3. ✍ Before electronic calculators, the function $$\ln(x)$$ was often computed using piecewise linear interpolation with a table of values. If you were using such a table at the nodes $$1.01,1.02,\ldots,1.99,2$$, what is an upper bound on the error in the result?

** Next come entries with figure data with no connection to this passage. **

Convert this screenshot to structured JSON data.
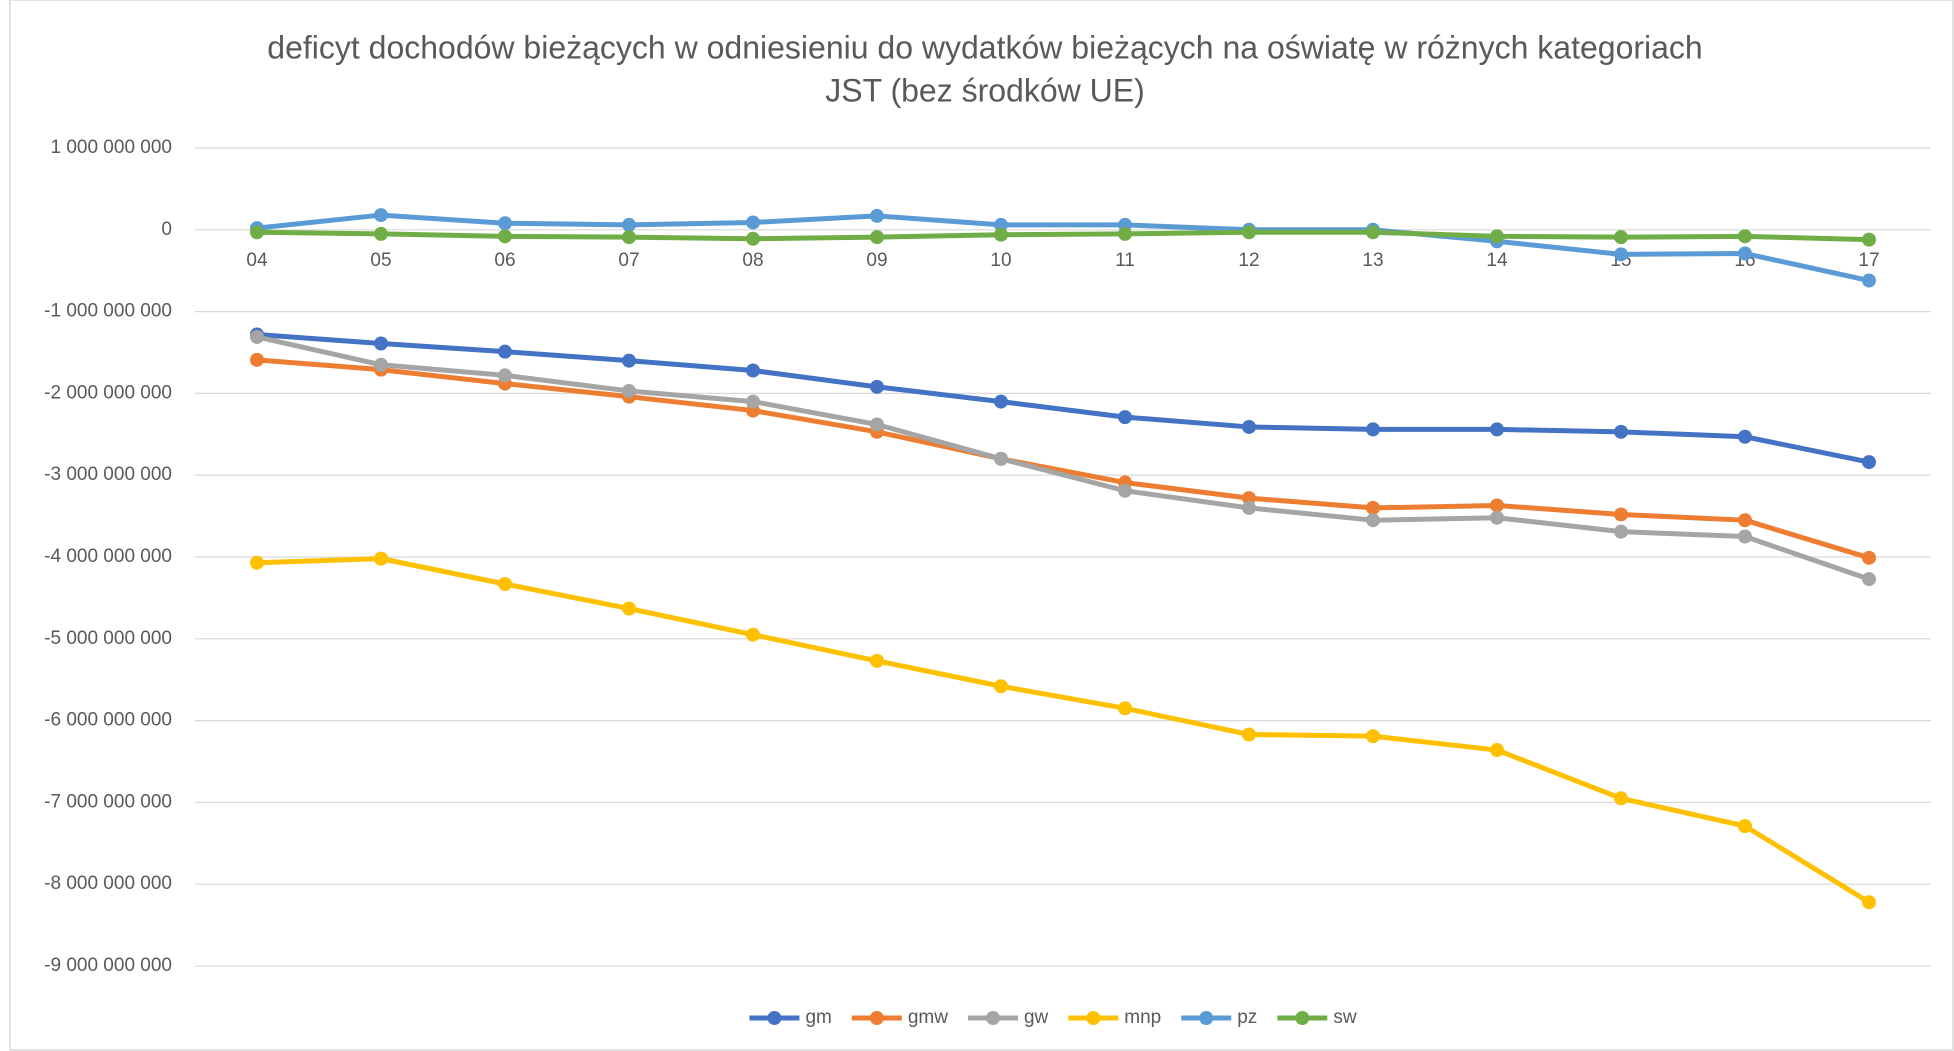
{
  "chart_data": {
    "type": "line",
    "title": "deficyt dochodów bieżących w odniesieniu do wydatków bieżących na oświatę w różnych kategoriach",
    "subtitle": "JST (bez środków UE)",
    "categories": [
      "04",
      "05",
      "06",
      "07",
      "08",
      "09",
      "10",
      "11",
      "12",
      "13",
      "14",
      "15",
      "16",
      "17"
    ],
    "series": [
      {
        "name": "gm",
        "color": "#4472c4",
        "values": [
          -1280000000,
          -1390000000,
          -1490000000,
          -1600000000,
          -1720000000,
          -1920000000,
          -2100000000,
          -2290000000,
          -2410000000,
          -2440000000,
          -2440000000,
          -2470000000,
          -2530000000,
          -2840000000
        ]
      },
      {
        "name": "gmw",
        "color": "#ed7d31",
        "values": [
          -1590000000,
          -1710000000,
          -1880000000,
          -2040000000,
          -2210000000,
          -2470000000,
          -2800000000,
          -3090000000,
          -3280000000,
          -3400000000,
          -3370000000,
          -3480000000,
          -3550000000,
          -4010000000
        ]
      },
      {
        "name": "gw",
        "color": "#a5a5a5",
        "values": [
          -1310000000,
          -1650000000,
          -1780000000,
          -1970000000,
          -2100000000,
          -2380000000,
          -2800000000,
          -3190000000,
          -3400000000,
          -3550000000,
          -3520000000,
          -3690000000,
          -3750000000,
          -4270000000
        ]
      },
      {
        "name": "mnp",
        "color": "#ffc000",
        "values": [
          -4070000000,
          -4020000000,
          -4330000000,
          -4630000000,
          -4950000000,
          -5270000000,
          -5580000000,
          -5850000000,
          -6170000000,
          -6190000000,
          -6360000000,
          -6950000000,
          -7290000000,
          -8220000000
        ]
      },
      {
        "name": "pz",
        "color": "#5b9bd5",
        "values": [
          20000000,
          180000000,
          80000000,
          60000000,
          90000000,
          170000000,
          60000000,
          60000000,
          0,
          0,
          -140000000,
          -300000000,
          -290000000,
          -620000000
        ]
      },
      {
        "name": "sw",
        "color": "#70ad47",
        "values": [
          -30000000,
          -50000000,
          -80000000,
          -90000000,
          -110000000,
          -90000000,
          -60000000,
          -50000000,
          -30000000,
          -30000000,
          -80000000,
          -90000000,
          -80000000,
          -120000000
        ]
      }
    ],
    "ylim": [
      -9000000000,
      1000000000
    ],
    "yticks": [
      {
        "value": 1000000000,
        "label": "1 000 000 000"
      },
      0,
      {
        "value": -1000000000,
        "label": "-1 000 000 000"
      },
      {
        "value": -2000000000,
        "label": "-2 000 000 000"
      },
      {
        "value": -3000000000,
        "label": "-3 000 000 000"
      },
      {
        "value": -4000000000,
        "label": "-4 000 000 000"
      },
      {
        "value": -5000000000,
        "label": "-5 000 000 000"
      },
      {
        "value": -6000000000,
        "label": "-6 000 000 000"
      },
      {
        "value": -7000000000,
        "label": "-7 000 000 000"
      },
      {
        "value": -8000000000,
        "label": "-8 000 000 000"
      },
      {
        "value": -9000000000,
        "label": "-9 000 000 000"
      }
    ],
    "grid": true,
    "legend": "bottom"
  }
}
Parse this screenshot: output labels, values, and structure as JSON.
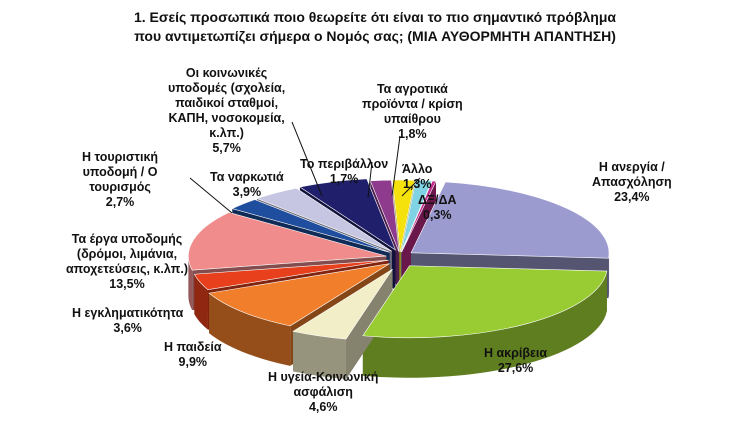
{
  "chart_data": {
    "type": "pie",
    "title": [
      "1. Εσείς προσωπικά ποιο θεωρείτε ότι είναι το πιο σημαντικό πρόβλημα",
      "που αντιμετωπίζει σήμερα ο Νομός σας; (ΜΙΑ ΑΥΘΟΡΜΗΤΗ ΑΠΑΝΤΗΣΗ)"
    ],
    "slices": [
      {
        "label": [
          "Η ανεργία /",
          "Απασχόληση"
        ],
        "value": 23.4,
        "value_label": "23,4%",
        "color": "#9b9bd0"
      },
      {
        "label": [
          "Η ακρίβεια"
        ],
        "value": 27.6,
        "value_label": "27,6%",
        "color": "#99cc33"
      },
      {
        "label": [
          "Η υγεία-Κοινωνική",
          "ασφάλιση"
        ],
        "value": 4.6,
        "value_label": "4,6%",
        "color": "#f2efc8"
      },
      {
        "label": [
          "Η παιδεία"
        ],
        "value": 9.9,
        "value_label": "9,9%",
        "color": "#f07e2a"
      },
      {
        "label": [
          "Η εγκληματικότητα"
        ],
        "value": 3.6,
        "value_label": "3,6%",
        "color": "#e8401c"
      },
      {
        "label": [
          "Τα έργα υποδομής",
          "(δρόμοι, λιμάνια,",
          "αποχετεύσεις, κ.λπ.)"
        ],
        "value": 13.5,
        "value_label": "13,5%",
        "color": "#f08c8c"
      },
      {
        "label": [
          "Η τουριστική",
          "υποδομή / Ο",
          "τουρισμός"
        ],
        "value": 2.7,
        "value_label": "2,7%",
        "color": "#1f4e9e"
      },
      {
        "label": [
          "Τα ναρκωτιά"
        ],
        "value": 3.9,
        "value_label": "3,9%",
        "color": "#c6c6e2"
      },
      {
        "label": [
          "Οι κοινωνικές",
          "υποδομές (σχολεία,",
          "παιδικοί σταθμοί,",
          "ΚΑΠΗ, νοσοκομεία,",
          "κ.λπ.)"
        ],
        "value": 5.7,
        "value_label": "5,7%",
        "color": "#1f1f6b"
      },
      {
        "label": [
          "Το περιβάλλον"
        ],
        "value": 1.7,
        "value_label": "1,7%",
        "color": "#8e3b8e"
      },
      {
        "label": [
          "Τα αγροτικά",
          "προϊόντα / κρίση",
          "υπαίθρου"
        ],
        "value": 1.8,
        "value_label": "1,8%",
        "color": "#f5e20c"
      },
      {
        "label": [
          "Άλλο"
        ],
        "value": 1.3,
        "value_label": "1,3%",
        "color": "#7fd3e3"
      },
      {
        "label": [
          "ΔΞ/ΔΑ"
        ],
        "value": 0.3,
        "value_label": "0,3%",
        "color": "#c02a8a"
      }
    ]
  }
}
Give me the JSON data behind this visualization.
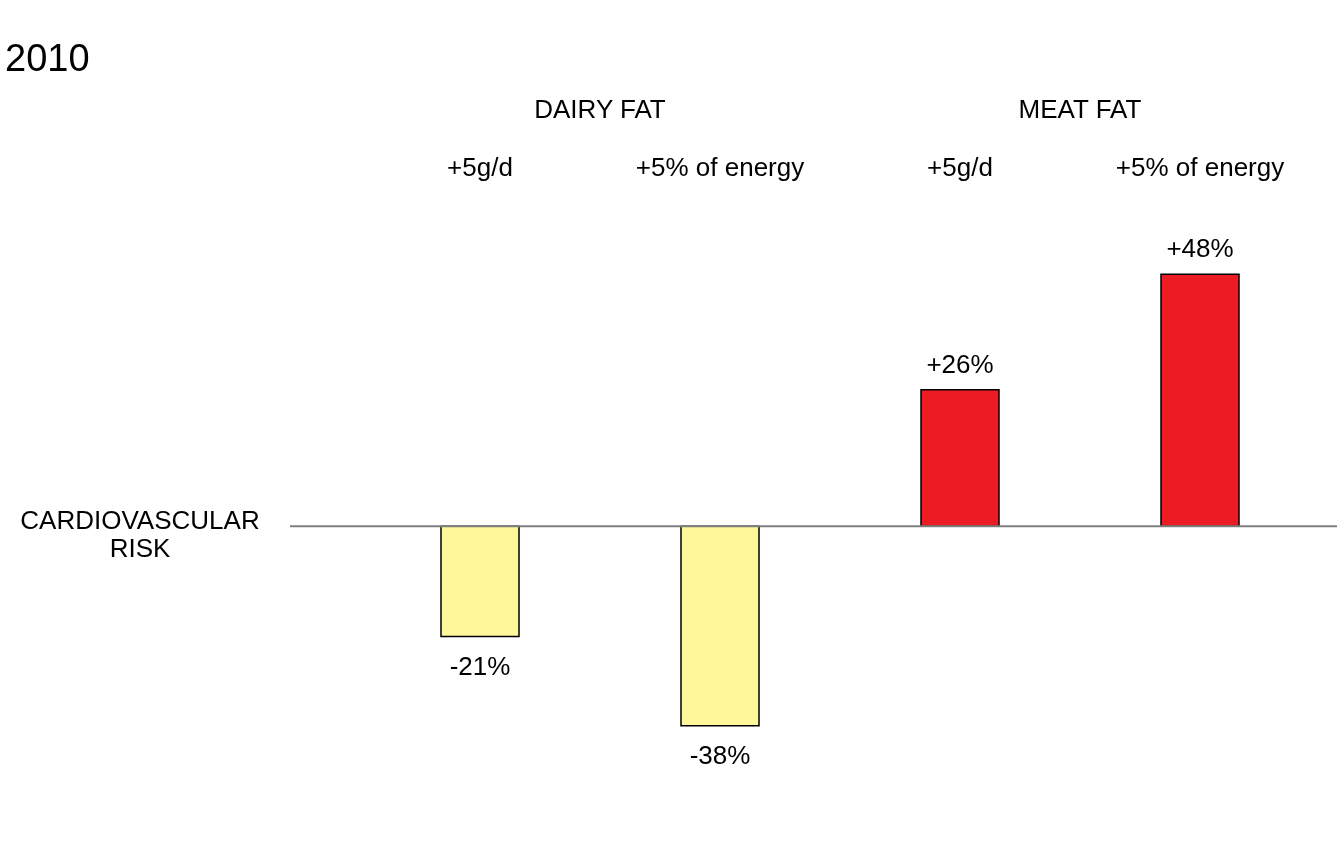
{
  "chart_data": {
    "type": "bar",
    "title": "2010",
    "ylabel": "CARDIOVASCULAR RISK",
    "categories": [
      "+5g/d",
      "+5% of energy",
      "+5g/d",
      "+5% of energy"
    ],
    "values": [
      -21,
      -38,
      26,
      48
    ],
    "colors": [
      "#fff799",
      "#fff799",
      "#ed1c24",
      "#ed1c24"
    ],
    "value_labels": [
      "-21%",
      "-38%",
      "+26%",
      "+48%"
    ],
    "annotations": [
      "DAIRY FAT",
      "MEAT FAT"
    ],
    "ref_lines": [
      {
        "axis": "y",
        "value": 0,
        "color": "#808080"
      }
    ]
  }
}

4. ✍ Show that for any node distribution and any $$x\in[t_0,t_n]$$,

(114)$\sum_{k=0}^n H_k(x) = 1.$

(Hint: The simplest way is to apply (111).) This is called the partition of unity property.

5. ✍ Here we consider a proof of the PL convergence theorem using the mean value theorems from elementary calculus: If $$f$$ is continuously differentiable in $$(a,b)$$, then there exist points $$s$$ and $$t$$ in $$(a,b)$$ such that

$\int_a^b f(z) \, dz = (b-a)f(s) \qquad \text{and} \qquad f'(t) = \frac{f(b)-f(a)}{b-a}.$

For the following, suppose $$x \in (t_k,t_{k+1})$$.

(a) Show that for some $$s \in (t_k,t_{k+1})$$,

$f(x) = y_k + (x-t_k)f'(s).$

(b) Show that for some other values $$u$$ and $$v$$ in $$(t_k,t_{k+1})$$,

$f'(s) - \frac{y_{k+1}-y_k}{t_{k+1}-t_k} = (s-u) f''(v).$

(c) Use (107) to finish the proof of the theorem.